I expect putting it together might have been easier if I had any a) upper body strength, b) screwdrivers that weren't from the dollar store c) a man or d) all of the above. With that in mind I got to step 16 (or 17 or 18; counting is hard) and I couldn't put the darn glass in the doors because either the screws were too small or my fingers were too big and lest that might be misconstrued as a fat joke I'll blame overstock again. FAIL, OVERSTOCK.
Well one thing led to another and the ceiling fan caught fire and the monkeys escaped with my tick collection, and my parole officer advised that the best thing was to put TV stand up for sale. SO here it is.
COLOR: BLACK DOORS: Yes. DIMENSIONS: 24" tall x 52" wide x 16" deep, or large enough to hold about 1,300 barbie heads. ASSEMBLY: Almost.
It's super sturdy and believe me I know; the box nearly slid on top of me as I pushed it up the stairs. Instructions are included; fat lot of good they did me.
I bought this for over $300 but in light of the political season I have some special pricing:
$250 for normal people.
$250 if you're voting for Trump...but I get to slap you.
$250 if you're voting for Hillary...but you have to slap yourself.

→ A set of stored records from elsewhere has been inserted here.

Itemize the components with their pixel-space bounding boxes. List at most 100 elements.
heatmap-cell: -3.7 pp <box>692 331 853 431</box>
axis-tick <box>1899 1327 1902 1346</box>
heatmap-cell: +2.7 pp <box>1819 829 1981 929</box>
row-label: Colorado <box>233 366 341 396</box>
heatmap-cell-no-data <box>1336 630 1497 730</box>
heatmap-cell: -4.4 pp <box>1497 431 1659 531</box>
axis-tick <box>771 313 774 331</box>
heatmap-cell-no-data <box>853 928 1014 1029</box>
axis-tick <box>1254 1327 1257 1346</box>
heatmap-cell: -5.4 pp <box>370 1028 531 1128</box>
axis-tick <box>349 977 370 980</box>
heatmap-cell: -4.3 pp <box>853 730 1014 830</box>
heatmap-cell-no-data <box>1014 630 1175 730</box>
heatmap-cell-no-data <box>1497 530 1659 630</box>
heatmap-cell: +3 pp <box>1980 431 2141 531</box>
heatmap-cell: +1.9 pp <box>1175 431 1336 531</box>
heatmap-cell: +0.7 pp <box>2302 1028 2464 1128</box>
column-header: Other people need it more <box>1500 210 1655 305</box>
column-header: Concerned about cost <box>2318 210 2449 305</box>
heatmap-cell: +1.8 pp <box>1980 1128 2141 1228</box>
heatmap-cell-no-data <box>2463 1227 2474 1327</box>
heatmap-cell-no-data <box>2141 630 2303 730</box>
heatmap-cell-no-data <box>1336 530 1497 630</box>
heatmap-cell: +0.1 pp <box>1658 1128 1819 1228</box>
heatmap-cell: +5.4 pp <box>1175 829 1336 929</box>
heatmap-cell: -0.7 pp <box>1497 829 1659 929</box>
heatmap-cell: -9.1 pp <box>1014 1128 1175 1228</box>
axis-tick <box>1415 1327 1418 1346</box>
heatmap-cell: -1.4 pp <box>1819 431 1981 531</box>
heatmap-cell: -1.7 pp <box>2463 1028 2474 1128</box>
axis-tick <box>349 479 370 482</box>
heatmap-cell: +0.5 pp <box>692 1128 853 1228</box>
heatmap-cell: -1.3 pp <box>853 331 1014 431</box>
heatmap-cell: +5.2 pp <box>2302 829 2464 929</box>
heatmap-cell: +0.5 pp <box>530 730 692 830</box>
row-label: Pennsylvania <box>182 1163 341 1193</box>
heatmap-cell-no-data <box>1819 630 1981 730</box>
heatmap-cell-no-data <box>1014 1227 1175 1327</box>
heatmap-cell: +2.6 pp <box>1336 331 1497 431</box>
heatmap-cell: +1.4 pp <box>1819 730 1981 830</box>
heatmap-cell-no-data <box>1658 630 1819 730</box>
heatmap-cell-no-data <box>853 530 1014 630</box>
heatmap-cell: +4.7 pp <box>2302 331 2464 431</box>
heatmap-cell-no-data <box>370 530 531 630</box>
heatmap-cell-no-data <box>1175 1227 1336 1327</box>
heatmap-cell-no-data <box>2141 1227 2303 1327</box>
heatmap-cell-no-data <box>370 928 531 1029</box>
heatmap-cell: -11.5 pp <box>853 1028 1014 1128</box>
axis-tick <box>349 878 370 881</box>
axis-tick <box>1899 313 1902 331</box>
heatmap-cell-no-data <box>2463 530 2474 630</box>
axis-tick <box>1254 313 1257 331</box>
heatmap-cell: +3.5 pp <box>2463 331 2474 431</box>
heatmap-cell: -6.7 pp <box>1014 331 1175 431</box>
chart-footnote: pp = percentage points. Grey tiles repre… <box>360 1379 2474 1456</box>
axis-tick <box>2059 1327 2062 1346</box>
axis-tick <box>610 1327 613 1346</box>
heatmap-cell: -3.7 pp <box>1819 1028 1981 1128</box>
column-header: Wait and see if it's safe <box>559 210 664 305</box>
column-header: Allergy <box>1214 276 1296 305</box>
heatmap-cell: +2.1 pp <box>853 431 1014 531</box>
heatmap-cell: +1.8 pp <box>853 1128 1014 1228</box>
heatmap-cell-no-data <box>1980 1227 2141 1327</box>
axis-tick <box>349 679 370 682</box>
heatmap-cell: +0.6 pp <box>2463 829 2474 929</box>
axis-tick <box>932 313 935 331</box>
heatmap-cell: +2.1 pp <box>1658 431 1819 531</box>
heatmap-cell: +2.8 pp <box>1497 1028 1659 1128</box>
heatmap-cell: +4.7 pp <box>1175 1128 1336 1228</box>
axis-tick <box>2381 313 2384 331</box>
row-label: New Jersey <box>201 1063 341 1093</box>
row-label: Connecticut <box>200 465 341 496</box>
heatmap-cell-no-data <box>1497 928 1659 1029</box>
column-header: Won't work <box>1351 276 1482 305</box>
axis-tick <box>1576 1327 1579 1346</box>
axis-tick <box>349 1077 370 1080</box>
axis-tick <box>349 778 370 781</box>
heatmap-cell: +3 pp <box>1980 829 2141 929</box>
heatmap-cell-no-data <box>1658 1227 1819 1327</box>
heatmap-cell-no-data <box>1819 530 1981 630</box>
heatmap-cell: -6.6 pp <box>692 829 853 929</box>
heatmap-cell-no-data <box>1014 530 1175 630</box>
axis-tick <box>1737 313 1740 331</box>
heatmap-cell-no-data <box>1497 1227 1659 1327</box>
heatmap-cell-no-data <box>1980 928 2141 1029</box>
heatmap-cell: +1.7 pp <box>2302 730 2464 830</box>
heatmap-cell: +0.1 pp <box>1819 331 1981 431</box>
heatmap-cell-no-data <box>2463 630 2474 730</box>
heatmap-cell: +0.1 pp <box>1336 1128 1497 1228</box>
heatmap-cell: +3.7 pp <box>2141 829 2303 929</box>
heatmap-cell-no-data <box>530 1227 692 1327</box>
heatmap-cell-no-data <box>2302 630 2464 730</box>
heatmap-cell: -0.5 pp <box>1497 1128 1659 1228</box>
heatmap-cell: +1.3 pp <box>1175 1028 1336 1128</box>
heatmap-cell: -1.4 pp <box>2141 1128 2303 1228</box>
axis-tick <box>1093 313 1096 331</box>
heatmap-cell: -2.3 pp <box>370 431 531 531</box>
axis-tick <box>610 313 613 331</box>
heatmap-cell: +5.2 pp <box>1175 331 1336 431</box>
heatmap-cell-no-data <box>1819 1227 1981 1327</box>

$5,775 if you're voting for Bernie Sanders, but I'll take all the extra profit and distribute it to poor people who don't have TV stands (I hear you guys love that kind of thing.)
One day, one day I will try this again. One day, when I have a man. Maybe even tomorrow! I left a beefstick on my porch so I expect one will be around any minute now and once I catch one, my friend, the reckoning will be glorious, glorious indeed and I will fill my house with AAAALL THE FURNITURE OF ANY SIZE AND ASSEMBLY I WANT!!! HUNDREDS OF THOUSANDS OF TV STANDS BEYOND MY WILDEST DREAMS!!!! MWAHAHAHAHAHAAAAAA!!!